Addressee: Member States

Paragraph Number: 80
Session: 2 (2003)
Full Text:

The Forum urges States to undertake and promote the expansion of their national health systems in order to provide holistic health programmes for indigenous children that incorporate preventive medical practices and family and community participation. States are urged to address the issues of malnutrition of indigenous children victimized by poverty by adopting special measures to ensure and protect the cultivation of traditional food crops.

Area of Work: Health
Paragraph Number: 89
Session: 8 (2009)
Full Text:

The Permanent Forum recognizes the cultural significance and medical importance of the coca leaf in the Andean and other indigenous regions of South America.

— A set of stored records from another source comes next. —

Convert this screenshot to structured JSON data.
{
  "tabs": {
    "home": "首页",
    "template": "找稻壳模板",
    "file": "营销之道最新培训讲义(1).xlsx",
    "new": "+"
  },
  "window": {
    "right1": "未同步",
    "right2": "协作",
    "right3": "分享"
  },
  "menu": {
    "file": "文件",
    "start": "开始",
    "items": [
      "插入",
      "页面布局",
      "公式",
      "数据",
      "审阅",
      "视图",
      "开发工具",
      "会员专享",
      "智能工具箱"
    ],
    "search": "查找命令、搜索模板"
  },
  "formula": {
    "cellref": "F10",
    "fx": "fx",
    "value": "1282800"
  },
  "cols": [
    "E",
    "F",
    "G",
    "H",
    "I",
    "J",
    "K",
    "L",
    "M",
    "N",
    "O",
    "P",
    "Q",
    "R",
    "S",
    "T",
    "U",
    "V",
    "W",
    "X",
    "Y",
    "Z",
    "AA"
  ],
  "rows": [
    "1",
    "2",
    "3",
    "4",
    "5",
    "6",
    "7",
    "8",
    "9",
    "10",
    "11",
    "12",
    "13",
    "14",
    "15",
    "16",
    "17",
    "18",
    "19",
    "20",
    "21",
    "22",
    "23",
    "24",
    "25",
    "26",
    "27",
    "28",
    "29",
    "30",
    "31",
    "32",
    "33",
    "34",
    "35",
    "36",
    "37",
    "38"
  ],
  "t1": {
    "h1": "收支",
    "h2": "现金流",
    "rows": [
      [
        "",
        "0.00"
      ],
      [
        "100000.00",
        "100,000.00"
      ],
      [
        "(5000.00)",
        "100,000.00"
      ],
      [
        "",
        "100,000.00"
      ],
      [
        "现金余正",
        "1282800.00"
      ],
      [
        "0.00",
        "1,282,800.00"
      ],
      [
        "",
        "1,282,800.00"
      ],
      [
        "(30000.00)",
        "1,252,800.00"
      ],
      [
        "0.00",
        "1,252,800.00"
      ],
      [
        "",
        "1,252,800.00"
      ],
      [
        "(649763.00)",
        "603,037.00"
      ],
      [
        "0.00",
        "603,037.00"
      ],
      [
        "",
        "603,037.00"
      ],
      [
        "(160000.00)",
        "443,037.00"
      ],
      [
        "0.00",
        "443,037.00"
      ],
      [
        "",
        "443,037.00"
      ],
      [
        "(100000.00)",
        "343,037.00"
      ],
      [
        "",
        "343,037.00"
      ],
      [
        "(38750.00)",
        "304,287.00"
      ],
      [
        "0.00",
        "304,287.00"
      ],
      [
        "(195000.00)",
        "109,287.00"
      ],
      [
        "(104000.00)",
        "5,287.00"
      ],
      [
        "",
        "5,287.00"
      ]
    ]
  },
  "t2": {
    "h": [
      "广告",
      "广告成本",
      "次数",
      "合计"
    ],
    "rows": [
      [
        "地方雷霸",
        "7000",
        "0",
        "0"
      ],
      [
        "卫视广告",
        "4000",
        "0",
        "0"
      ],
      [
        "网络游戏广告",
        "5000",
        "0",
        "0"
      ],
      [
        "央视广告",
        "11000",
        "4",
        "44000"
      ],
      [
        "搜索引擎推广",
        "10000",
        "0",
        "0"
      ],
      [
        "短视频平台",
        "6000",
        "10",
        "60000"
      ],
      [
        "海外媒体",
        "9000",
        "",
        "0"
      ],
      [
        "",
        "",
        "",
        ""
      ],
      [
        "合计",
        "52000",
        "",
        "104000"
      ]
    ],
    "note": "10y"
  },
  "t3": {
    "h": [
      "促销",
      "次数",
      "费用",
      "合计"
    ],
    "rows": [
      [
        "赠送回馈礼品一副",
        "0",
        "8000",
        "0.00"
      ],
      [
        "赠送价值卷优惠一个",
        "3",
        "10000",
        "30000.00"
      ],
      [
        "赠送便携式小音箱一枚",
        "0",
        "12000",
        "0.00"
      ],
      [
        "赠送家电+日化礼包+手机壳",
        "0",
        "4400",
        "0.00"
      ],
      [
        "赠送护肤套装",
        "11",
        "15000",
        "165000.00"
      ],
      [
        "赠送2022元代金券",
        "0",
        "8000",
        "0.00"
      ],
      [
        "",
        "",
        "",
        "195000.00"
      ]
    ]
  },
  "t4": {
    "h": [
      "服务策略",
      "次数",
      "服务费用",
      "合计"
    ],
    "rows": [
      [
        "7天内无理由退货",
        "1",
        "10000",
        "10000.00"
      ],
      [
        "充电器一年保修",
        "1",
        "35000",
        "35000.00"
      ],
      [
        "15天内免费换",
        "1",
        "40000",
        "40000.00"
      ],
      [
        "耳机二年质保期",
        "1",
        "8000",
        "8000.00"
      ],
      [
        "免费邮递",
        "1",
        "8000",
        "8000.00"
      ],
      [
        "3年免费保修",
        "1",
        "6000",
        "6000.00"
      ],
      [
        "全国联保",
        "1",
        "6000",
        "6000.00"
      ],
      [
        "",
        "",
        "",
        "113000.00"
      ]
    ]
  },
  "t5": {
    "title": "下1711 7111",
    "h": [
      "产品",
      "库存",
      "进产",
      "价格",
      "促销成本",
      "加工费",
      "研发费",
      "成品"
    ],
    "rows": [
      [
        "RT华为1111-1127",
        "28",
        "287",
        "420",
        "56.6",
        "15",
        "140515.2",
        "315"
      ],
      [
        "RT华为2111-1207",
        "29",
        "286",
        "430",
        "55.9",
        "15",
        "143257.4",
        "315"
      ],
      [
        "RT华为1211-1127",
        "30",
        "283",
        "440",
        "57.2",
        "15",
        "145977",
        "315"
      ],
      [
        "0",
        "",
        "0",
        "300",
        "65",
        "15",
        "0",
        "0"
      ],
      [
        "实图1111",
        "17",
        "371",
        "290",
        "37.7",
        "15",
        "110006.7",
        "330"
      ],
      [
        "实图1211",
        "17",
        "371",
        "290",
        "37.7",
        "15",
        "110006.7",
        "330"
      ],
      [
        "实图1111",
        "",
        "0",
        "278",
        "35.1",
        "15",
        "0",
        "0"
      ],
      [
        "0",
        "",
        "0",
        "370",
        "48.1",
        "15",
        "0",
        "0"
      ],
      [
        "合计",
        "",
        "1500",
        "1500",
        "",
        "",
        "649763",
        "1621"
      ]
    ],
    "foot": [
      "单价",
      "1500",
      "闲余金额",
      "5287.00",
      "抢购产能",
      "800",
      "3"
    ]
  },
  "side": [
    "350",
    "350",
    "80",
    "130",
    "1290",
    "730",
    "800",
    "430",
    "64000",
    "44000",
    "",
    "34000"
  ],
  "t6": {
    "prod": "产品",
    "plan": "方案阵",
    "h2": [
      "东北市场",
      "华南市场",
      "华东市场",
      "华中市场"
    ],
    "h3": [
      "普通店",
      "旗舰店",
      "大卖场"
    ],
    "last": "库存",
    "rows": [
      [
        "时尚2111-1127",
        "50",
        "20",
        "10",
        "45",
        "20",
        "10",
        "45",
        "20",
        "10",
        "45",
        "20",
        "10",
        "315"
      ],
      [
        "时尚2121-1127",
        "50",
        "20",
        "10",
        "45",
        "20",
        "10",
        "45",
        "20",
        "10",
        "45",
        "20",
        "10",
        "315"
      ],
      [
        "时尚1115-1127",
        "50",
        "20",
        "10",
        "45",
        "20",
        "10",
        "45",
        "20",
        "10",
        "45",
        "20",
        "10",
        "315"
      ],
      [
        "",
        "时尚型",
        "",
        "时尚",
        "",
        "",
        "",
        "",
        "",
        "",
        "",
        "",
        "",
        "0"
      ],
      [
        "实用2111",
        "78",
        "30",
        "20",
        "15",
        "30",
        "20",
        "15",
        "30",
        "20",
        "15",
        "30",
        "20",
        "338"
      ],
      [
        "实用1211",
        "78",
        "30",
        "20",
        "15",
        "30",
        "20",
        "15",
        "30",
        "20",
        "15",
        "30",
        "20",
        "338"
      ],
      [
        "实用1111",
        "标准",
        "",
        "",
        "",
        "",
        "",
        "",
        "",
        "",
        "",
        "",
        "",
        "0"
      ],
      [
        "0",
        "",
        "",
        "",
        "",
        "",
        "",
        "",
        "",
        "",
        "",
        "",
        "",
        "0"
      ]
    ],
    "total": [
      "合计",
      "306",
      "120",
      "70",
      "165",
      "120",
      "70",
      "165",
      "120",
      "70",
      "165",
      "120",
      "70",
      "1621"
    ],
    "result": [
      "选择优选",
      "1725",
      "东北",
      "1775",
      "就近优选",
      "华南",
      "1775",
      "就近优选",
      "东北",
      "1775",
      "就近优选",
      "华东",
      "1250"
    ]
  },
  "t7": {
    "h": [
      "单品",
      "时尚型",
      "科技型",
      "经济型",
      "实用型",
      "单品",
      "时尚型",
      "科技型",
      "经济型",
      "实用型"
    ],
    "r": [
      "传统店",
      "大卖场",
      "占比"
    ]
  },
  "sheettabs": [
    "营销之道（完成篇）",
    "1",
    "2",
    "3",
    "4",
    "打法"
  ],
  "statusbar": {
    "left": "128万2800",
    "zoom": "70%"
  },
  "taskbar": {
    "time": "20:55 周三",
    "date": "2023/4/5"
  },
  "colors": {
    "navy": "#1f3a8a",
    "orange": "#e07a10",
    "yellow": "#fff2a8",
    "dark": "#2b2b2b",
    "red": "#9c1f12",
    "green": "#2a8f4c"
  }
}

It also notes that coca leaf chewing is specifically banned by the United Nations Single Convention on Narcotic Drugs (1961). The Permanent Forum recommends that those portions of the Convention regarding coca leaf chewing that are inconsistent with the rights of indigenous peoples to maintain their traditional health and cultural practices, as recognized in articles 11, 24 and 31 of the Declaration, be amended and/or repealed.

Area of Work: Health
Paragraph Number: 80
Session: 9 (2010)
Full Text:

The Permanent Forum recommends that the Government of Paraguay should make resolute progress towards the development of a land registry that will facilitate land titling, and thus the recovery of land by indigenous communities and the territorial reconstitution of their respective peoples.

Area of Work: Human rights
Paragraph Number: 89
Session: 2 (2003)
Full Text:

The Forum welcomes and supports the decision of the Commission on Human Rights as contained in paragraph 11 of its resolution 2003/56 of 24 April 2003 to hold a seminar on the administration of justice.